The world reacted with horror to her suffering, and as she slowly recovered, her global fame grew. Malala became an icon for the rights of girls and women, fêted by the most powerful people in the world. Yet back in Pakistan, which the family misses enormously, Malala’s fame has been the cause of widespread suspicion, with some accusing her of being a puppet for the west and even questioning the truth of her shooting. For most of his life, Ziauddin has been an activist and teacher whose views are sought for their own sake. Now, he readily admits, he is “Malala’s dad”. Today in London, while his daughter knuckles down to study for A-levels, he accepts on Malala’s behalf an Anne Frank award for moral courage from the actress Naomie Harris, given by the Anne Frank Trust UK. And tomorrow, Yousafzai appears in the opening debate of the Being A Man festival at the Southbank Centre, discussing, with some irony, the education of boys. Yet a liberal education, which teaches boys to think critically, free from dogma, is key to the emancipation of girls and women, he says.

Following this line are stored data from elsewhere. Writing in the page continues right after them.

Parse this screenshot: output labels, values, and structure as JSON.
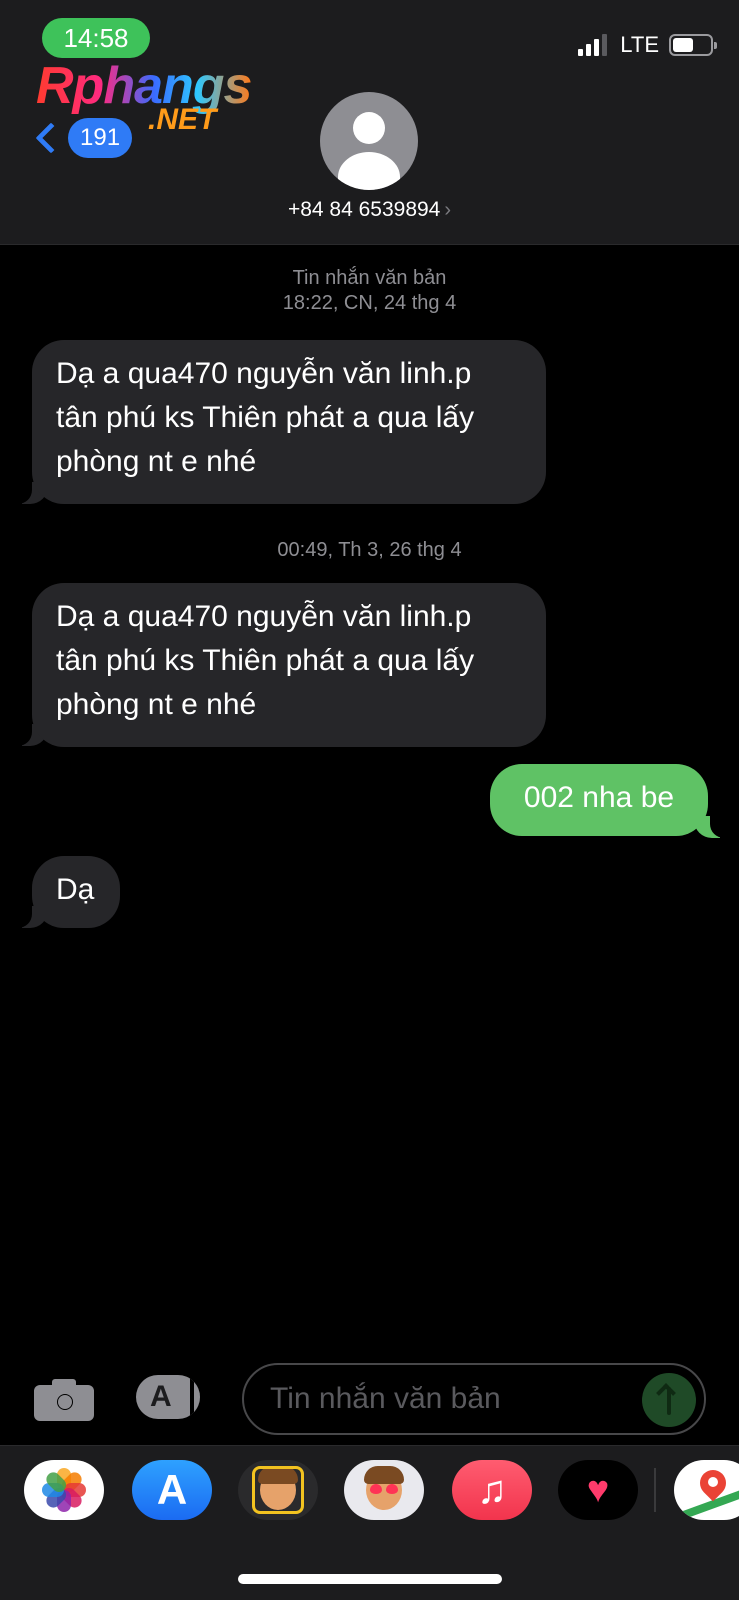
{
  "status_bar": {
    "time": "14:58",
    "network": "LTE",
    "signal_bars_active": 3,
    "signal_bars_total": 4,
    "battery_level": 0.55
  },
  "watermark": {
    "main": "Rphangs",
    "sub": ".NET"
  },
  "header": {
    "back_count": "191",
    "contact": "+84 84 6539894",
    "contact_chevron": "›"
  },
  "conversation": {
    "stamps": [
      {
        "service": "Tin nhắn văn bản",
        "time": "18:22, CN, 24 thg 4"
      },
      {
        "time": "00:49, Th 3, 26 thg 4"
      }
    ],
    "messages": [
      {
        "direction": "incoming",
        "lines": [
          "Dạ a qua470 nguyễn văn linh.p",
          "tân phú ks Thiên phát a qua lấy",
          "phòng nt e nhé"
        ]
      },
      {
        "direction": "incoming",
        "lines": [
          "Dạ a qua470 nguyễn văn linh.p",
          "tân phú ks Thiên phát a qua lấy",
          "phòng nt e nhé"
        ]
      },
      {
        "direction": "outgoing",
        "text": "002 nha be"
      },
      {
        "direction": "incoming",
        "text": "Dạ"
      }
    ]
  },
  "compose": {
    "placeholder": "Tin nhắn văn bản",
    "camera_icon": "camera-icon",
    "apps_icon": "app-store-icon",
    "send_icon": "arrow-up-icon"
  },
  "app_drawer": {
    "apps": [
      "photos",
      "app-store",
      "memoji",
      "memoji-stickers",
      "music",
      "digital-touch",
      "maps"
    ]
  },
  "colors": {
    "incoming_bubble": "#262629",
    "outgoing_bubble": "#5fc265",
    "accent": "#2f7bf6",
    "time_pill": "#3ec25a"
  }
}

“In some divine books, it tells that a woman is evil. They say she is half a man. Some people say a woman cannot be wise, a woman cannot be powerful, cannot be a ruler or lead men. If this kind of education is imparted to boys, given to them by elders, then ultimately a boy always thinks himself to be dominant and superior and more important than his sister ... I sometimes say that indoctrination is worse than illiteracy. It is brainwashing, and a man is more harmful to society than if he had never been taught at all. The need is that boys [in many developing countries] be given a different kind of education.”
Yousafzai has been called a visionary. Her campaign is in many ways his: at the school he founded and still owns in the beautiful Swat Valley, where Malala grew up, Yousafzai encouraged the girls to speak out when they were expected to be silent by almost every other man. He is a UN special adviser on education, yet his family were devout, rural and poor, and no girl before Malala had ever learned to read or write. “I am a proud father, but not a proud brother,” he says. “My [five] sisters did not go to school, but I was the youngest and too small to teach them...”

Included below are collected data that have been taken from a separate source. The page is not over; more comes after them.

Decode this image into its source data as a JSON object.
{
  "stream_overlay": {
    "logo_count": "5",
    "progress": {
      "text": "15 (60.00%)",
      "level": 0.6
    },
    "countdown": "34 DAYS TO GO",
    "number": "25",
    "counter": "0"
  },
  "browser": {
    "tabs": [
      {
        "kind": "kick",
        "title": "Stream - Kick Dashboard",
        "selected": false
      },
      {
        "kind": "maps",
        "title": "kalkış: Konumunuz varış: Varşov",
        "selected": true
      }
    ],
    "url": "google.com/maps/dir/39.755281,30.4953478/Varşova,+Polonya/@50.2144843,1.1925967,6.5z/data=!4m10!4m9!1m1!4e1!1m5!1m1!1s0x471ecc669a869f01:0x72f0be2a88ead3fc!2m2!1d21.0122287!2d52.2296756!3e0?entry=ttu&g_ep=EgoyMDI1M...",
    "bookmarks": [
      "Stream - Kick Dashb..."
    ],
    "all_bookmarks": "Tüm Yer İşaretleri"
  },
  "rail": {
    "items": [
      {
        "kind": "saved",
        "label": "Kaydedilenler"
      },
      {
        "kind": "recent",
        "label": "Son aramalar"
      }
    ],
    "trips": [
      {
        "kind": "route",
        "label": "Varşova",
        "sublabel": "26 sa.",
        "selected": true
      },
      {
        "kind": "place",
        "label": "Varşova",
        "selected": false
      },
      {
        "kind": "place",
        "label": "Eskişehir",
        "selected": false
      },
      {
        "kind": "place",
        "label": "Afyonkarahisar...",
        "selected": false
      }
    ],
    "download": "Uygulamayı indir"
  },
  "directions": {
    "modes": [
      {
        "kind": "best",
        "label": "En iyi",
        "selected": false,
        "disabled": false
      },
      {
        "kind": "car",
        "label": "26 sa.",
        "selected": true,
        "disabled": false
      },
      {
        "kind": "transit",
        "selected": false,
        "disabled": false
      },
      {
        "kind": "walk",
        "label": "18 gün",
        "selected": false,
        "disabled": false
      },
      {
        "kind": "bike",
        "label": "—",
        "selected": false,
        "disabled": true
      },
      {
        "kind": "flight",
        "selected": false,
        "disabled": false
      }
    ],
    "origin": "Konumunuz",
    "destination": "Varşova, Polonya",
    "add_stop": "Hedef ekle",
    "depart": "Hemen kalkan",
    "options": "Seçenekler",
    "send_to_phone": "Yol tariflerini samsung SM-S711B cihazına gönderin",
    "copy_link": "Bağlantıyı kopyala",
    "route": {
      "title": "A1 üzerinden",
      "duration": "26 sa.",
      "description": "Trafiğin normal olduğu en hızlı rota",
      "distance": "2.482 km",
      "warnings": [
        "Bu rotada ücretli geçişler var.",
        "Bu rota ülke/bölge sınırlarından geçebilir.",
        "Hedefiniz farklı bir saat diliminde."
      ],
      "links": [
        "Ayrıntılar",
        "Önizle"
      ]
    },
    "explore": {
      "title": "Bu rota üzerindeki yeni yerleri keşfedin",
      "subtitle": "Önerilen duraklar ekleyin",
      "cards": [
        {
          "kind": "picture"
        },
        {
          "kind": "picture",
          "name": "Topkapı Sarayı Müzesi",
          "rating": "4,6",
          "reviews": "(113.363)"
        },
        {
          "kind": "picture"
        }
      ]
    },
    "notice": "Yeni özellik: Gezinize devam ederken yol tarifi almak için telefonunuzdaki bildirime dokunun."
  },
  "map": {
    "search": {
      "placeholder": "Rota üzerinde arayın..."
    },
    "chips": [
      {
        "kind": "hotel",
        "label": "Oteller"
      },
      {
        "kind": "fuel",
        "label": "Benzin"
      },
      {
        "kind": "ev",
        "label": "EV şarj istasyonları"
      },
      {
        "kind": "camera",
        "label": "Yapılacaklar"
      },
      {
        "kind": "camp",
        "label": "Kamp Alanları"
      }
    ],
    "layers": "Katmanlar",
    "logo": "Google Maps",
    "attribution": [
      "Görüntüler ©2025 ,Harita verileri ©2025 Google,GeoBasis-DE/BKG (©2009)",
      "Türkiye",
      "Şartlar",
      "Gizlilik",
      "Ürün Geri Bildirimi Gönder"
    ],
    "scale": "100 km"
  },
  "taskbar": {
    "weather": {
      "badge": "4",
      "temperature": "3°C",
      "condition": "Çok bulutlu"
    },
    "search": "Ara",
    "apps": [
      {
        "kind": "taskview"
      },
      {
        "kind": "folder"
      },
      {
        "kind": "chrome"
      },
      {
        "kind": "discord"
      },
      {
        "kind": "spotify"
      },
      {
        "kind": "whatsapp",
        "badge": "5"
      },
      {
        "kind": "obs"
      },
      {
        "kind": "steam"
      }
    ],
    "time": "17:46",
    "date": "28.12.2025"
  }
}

His ambitions for Malala were great. “In Pakistan you need a lot of money to be a politician. If I’d had enough, I would have been in politics. Instead, I saw this great potential in my daughter to do the things I could not do,” he says. Yet during the darkest months of early 2009, when the Taliban controlled the war-ravaged Swat Valley, it was Yousafzai, not Malala, whom the family assumed the extremists would target. Malala began writing a blog for the BBC under a pseudonym, but her father was well-known for his resistance to the closure of girls’ schools ordered by the Taliban. He began to sleep away from the family home, never in the same place on consecutive nights.

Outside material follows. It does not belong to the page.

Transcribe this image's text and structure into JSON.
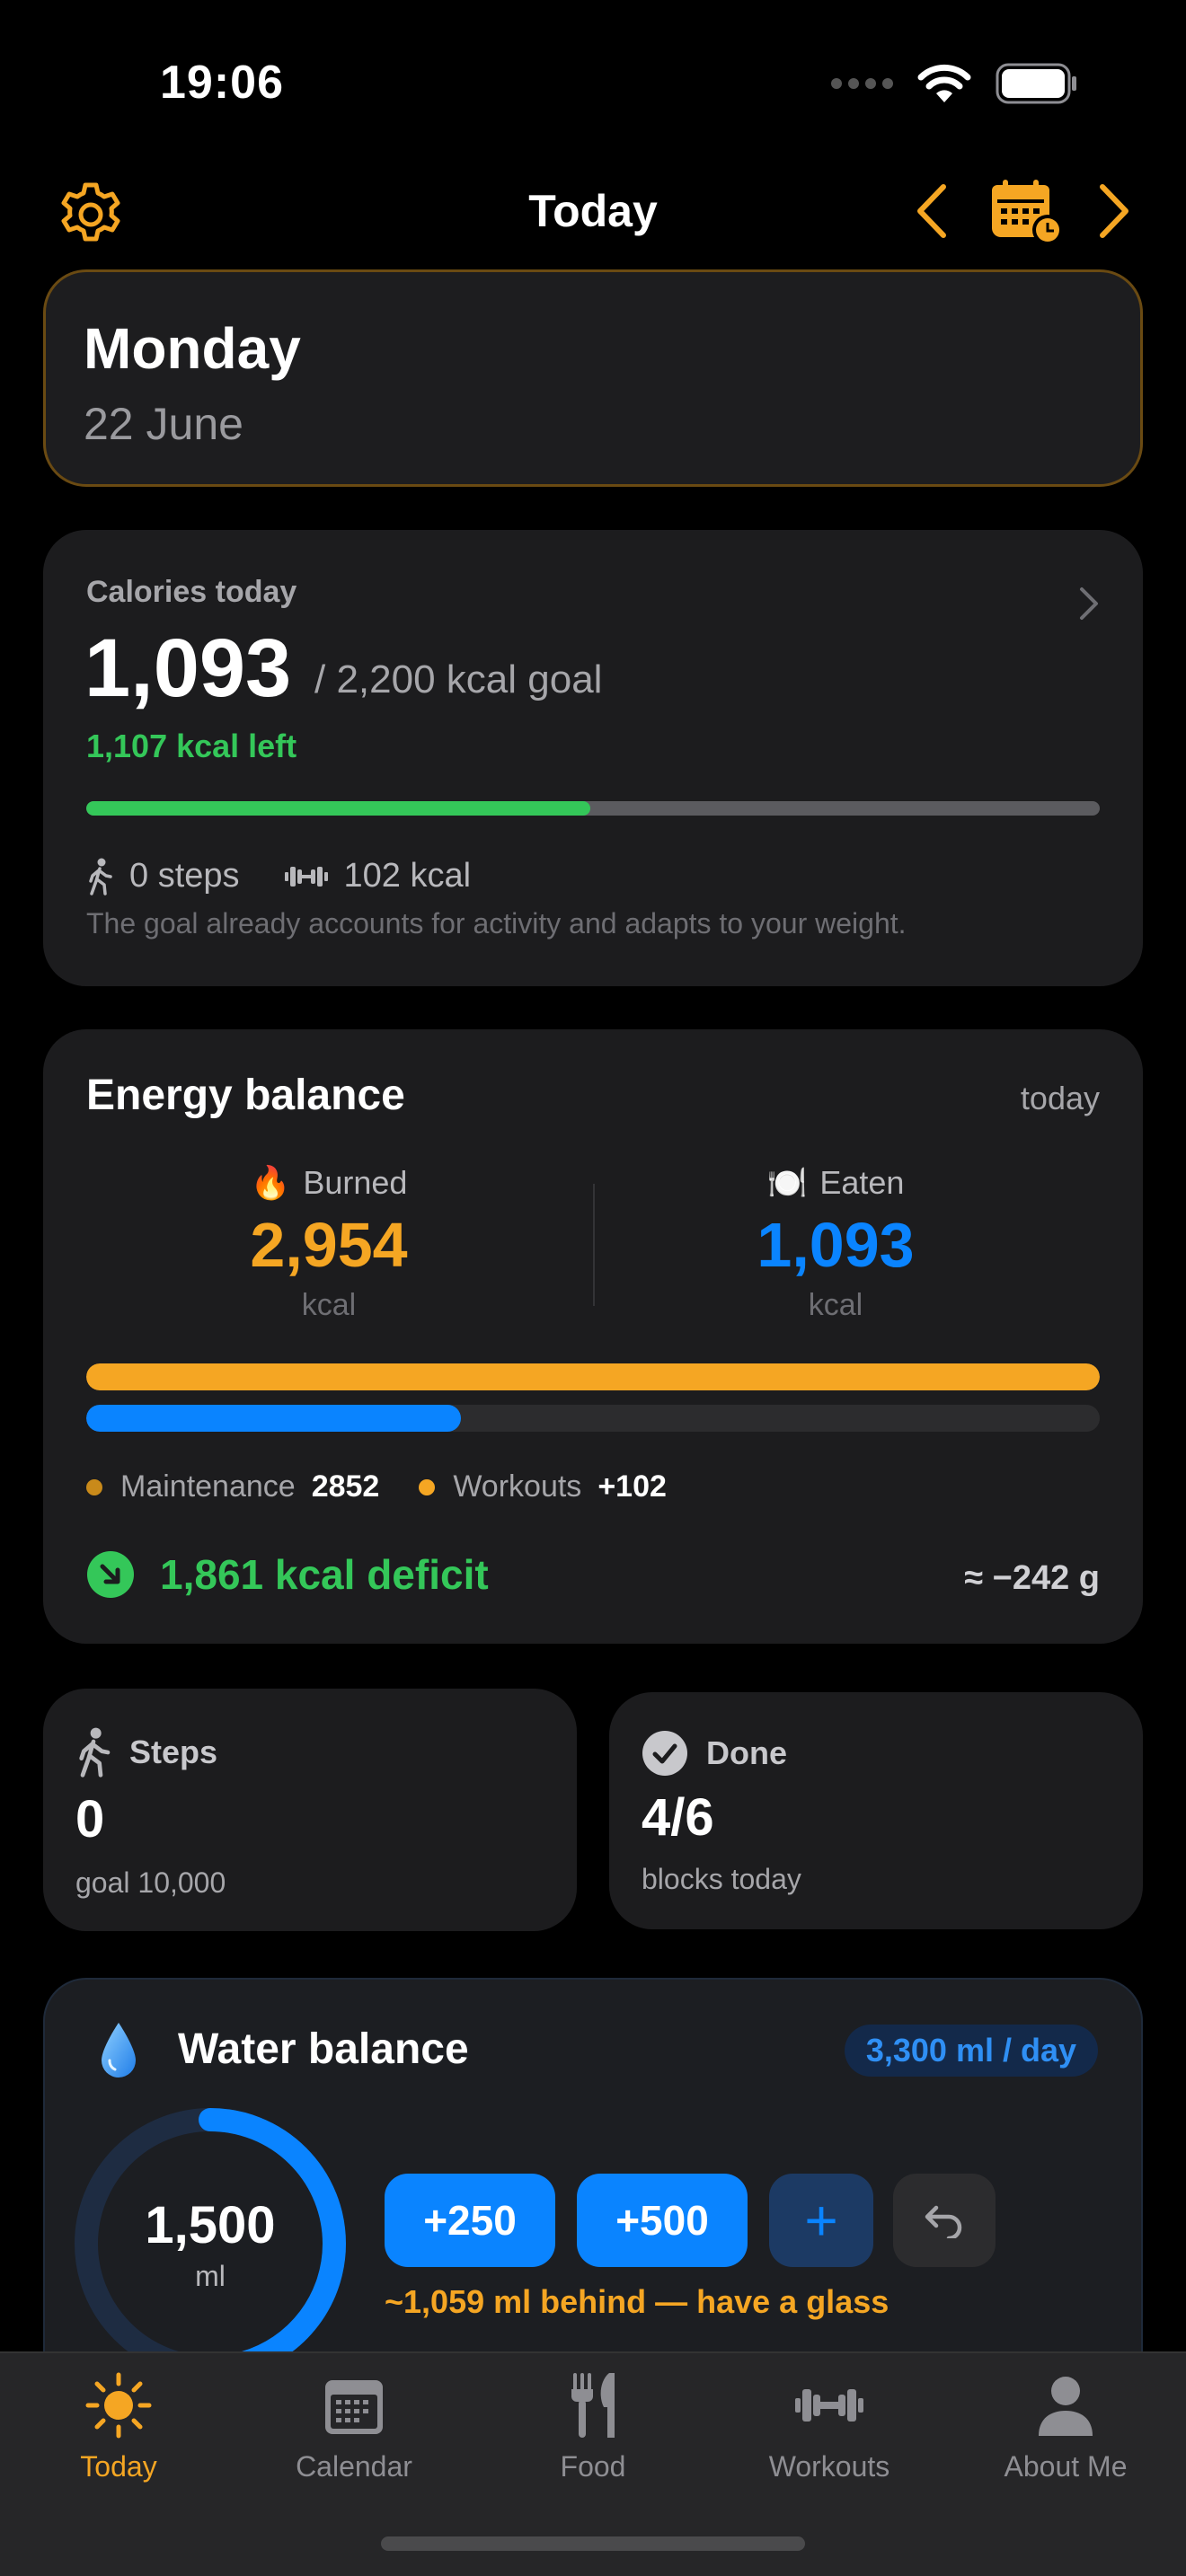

“People were being taken from their houses at night and brought to the town square to be killed, and I was afraid that one night they would come for me. It would have been a terrible trauma and cruelty for my wife and children to have seen that. And my family could not sleep in my presence anyway, they were too worried. It was nightmarish.” Malala’s mother Tor Pekai put a ladder ready in the backyard, so that Yousafzai could make a quick escape over the wall if the Taliban came for him. They never did; and instead, he laughs, a burglar used the ladder to steal their television.
He sees many parallels between Malala and Anne Frank, and describes what happened to his people under the Taliban as a kind of “holocaust”. “Theirs was a fast and stormy holocaust. Ours is a long and slow one.” He quotes the famous “First they came ...” poem by pastor Martin Niemoller, in which successive cohorts of victims are taken by the Nazis and no one speaks out.
“Well, it happened to us too. First [the Taliban] came for the police, and no one said anything, then they came for the local notables and leaders, then for the barbers who shaved beards and for the CD shop owners and the dancers... And then they came for a child.”
Does he ever feel guilty that she suffered because of his activism, because of his ambition for her?
“This is a very difficult question for me,” he replies slowly. “I have asked my wife about it. And she said, no, no, don’t think like that — you didn’t send her to steal anything, to commit a crime or break the law. You motivated her and supported her for the cause of education, for the rights of other girls. And when my wife said that, it was ok.
“Why should I be guilty? The people who shot her are guilty. The government and the institutions who could not protect her should feel guilty. The people who are now making up false stories about her should feel guilty... “My dream [for Malala] has changed. I no longer want her to be prime minister [of Pakistan]. God saved her for a reason, and now I dream she will be a change-maker in whatever way she can. She has already done more for her country and for the children of the world than many prime ministers have ever done.”